Lenovo, which last year bought IBM's PC group, is also set to unfurl a new branding strategy and demonstrate how it will differentiate ThinkPad - the prized laptop line it acquired from IBM - from the existing laptops it sells, said Dusi.

The current ThinkPad line will keep the ThinkPad name worldwide, he added.

The company, which has most of its operations based in China, will begin to sell its own small business and consumer laptops, now sold in China, to emerging countries such as Brazil, India and Thailand. Until the IBM merger, Lenovo (formerly Legend) sold all of its products almost exclusively in China.

Those laptops are sold under Chinese brand names, such as Tinyi. Although Lenovo may change the names to appeal to new markets, Dusi strongly indicated they won't take the ThinkPad name. Instead, his company will maintain a "laser-like" focus on that brand for corporations.

He said: "We want to take what has worked there [China] and bring it to other parts of the world. The ThinkPad family of products on a global basis will be sold to large and mid-market customers."

Meanwhile, the company released new laptops - The ThinkPad X60 and ThinkPad T60 lines - at the Consumer Electronics Show (CES) in Las Vegas this week.

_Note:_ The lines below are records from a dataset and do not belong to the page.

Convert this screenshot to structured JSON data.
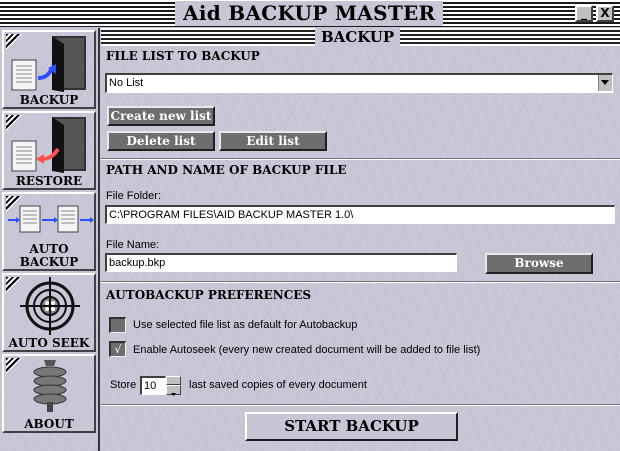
{
  "window": {
    "title": "Aid BACKUP MASTER",
    "minimize_glyph": "_",
    "close_glyph": "X"
  },
  "sidebar": {
    "items": [
      {
        "label": "BACKUP",
        "icon": "backup-icon"
      },
      {
        "label": "RESTORE",
        "icon": "restore-icon"
      },
      {
        "label_line1": "AUTO",
        "label_line2": "BACKUP",
        "icon": "auto-backup-icon"
      },
      {
        "label": "AUTO SEEK",
        "icon": "auto-seek-icon"
      },
      {
        "label": "ABOUT",
        "icon": "about-icon"
      }
    ]
  },
  "main": {
    "header": "BACKUP",
    "file_list_section": {
      "title": "FILE LIST TO BACKUP",
      "selected": "No List",
      "create_label": "Create new list",
      "delete_label": "Delete list",
      "edit_label": "Edit list"
    },
    "path_section": {
      "title": "PATH AND NAME OF BACKUP FILE",
      "folder_label": "File Folder:",
      "folder_value": "C:\\PROGRAM FILES\\AID BACKUP MASTER 1.0\\",
      "name_label": "File Name:",
      "name_value": "backup.bkp",
      "browse_label": "Browse"
    },
    "prefs_section": {
      "title": "AUTOBACKUP PREFERENCES",
      "default_list_label": "Use selected file list as default for Autobackup",
      "default_list_checked": false,
      "autoseek_label": "Enable Autoseek (every new created document will be added to file list)",
      "autoseek_checked": true,
      "check_glyph": "√",
      "store_label": "Store",
      "store_value": "10",
      "store_suffix": "last saved copies of every document"
    },
    "start_label": "START BACKUP"
  },
  "colors": {
    "panel": "#c6c6d6",
    "button_dark": "#6e6e6e"
  }
}
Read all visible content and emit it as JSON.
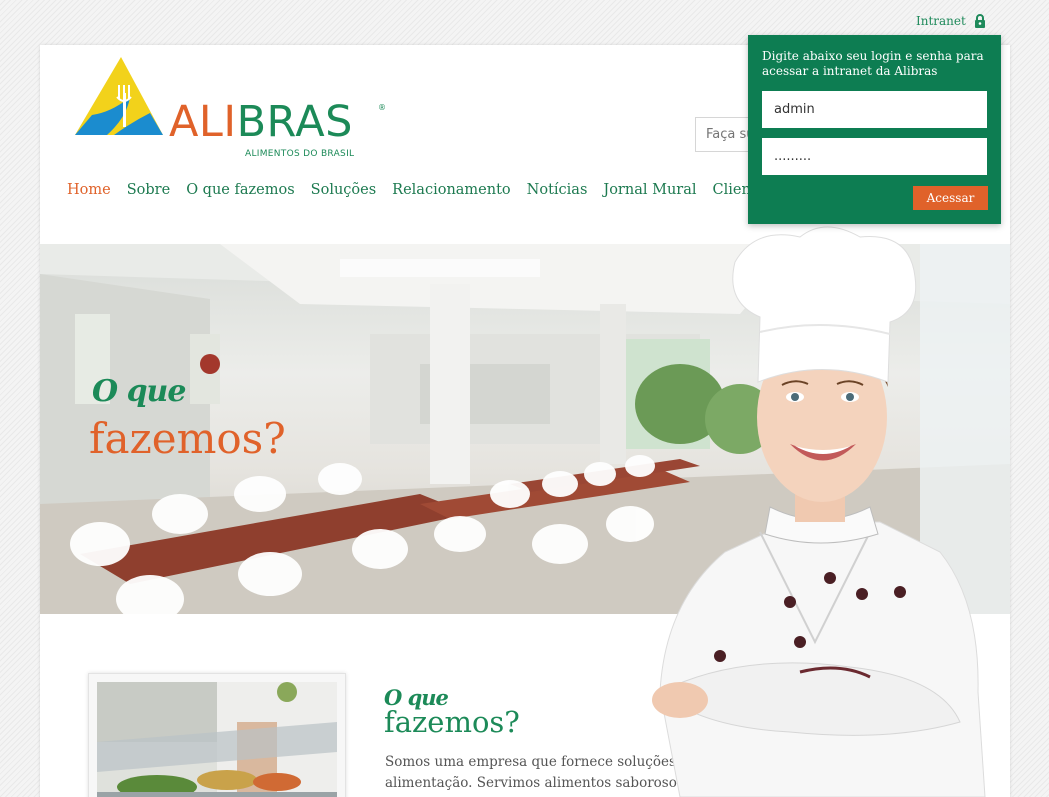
{
  "topbar": {
    "intranet_label": "Intranet"
  },
  "brand": {
    "name_part1": "ALI",
    "name_part2": "BRAS",
    "registered": "®",
    "tagline": "ALIMENTOS DO BRASIL"
  },
  "search": {
    "placeholder": "Faça sua busca"
  },
  "nav": {
    "items": [
      {
        "label": "Home",
        "active": true
      },
      {
        "label": "Sobre"
      },
      {
        "label": "O que fazemos"
      },
      {
        "label": "Soluções"
      },
      {
        "label": "Relacionamento"
      },
      {
        "label": "Notícias"
      },
      {
        "label": "Jornal Mural"
      },
      {
        "label": "Clientes"
      }
    ]
  },
  "hero": {
    "title_small": "O que",
    "title_big": "fazemos?"
  },
  "content": {
    "title_small": "O que",
    "title_big": "fazemos?",
    "text": "Somos uma empresa que fornece soluções em alimentação. Servimos alimentos saborosos em"
  },
  "login": {
    "message": "Digite abaixo seu login e senha para acessar a intranet da Alibras",
    "username_value": "admin",
    "password_value": ".........",
    "submit_label": "Acessar"
  },
  "colors": {
    "brand_green": "#0d7d52",
    "brand_orange": "#e0622a",
    "logo_yellow": "#f2d21b",
    "logo_blue": "#1b8ccf"
  }
}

Lenovo said they consume less energy and weigh less than previous models.

The energy savings come in part through new circuit technology inserted by Intel - Core Duo processors, formerly code-named Yonah - but also because the chips get tasks done much quicker.

Sam Bhavnani, an analyst at Current Analysis, said: "There has always been a trade off between battery life and performance, and while dual core doesn't close the gap, it significantly narrows it."

Some models will come with built-in cellular capabilities. Lenovo has included technology that allows laptops to automatically switch from cellular connections to wi-fi and back, depending on the strength of the signal and the cost, Dusi added.

In addition, lower energy consumption allowed Lenovo to remove some cooling components, so many of the new models weigh about 11 per cent less than existing models.

The first members of the X60 and T60 lines will arrive this week, with more rolling out during the next two months.

According to Dusi, the company is keeping an open mind about inserting processors from AMD in ThinkPads - which are sold primarily to corporate accounts.

He said: "It is not going to be about speed. It is not going to be about cost. It is going to be about what will make the customer work more efficiently."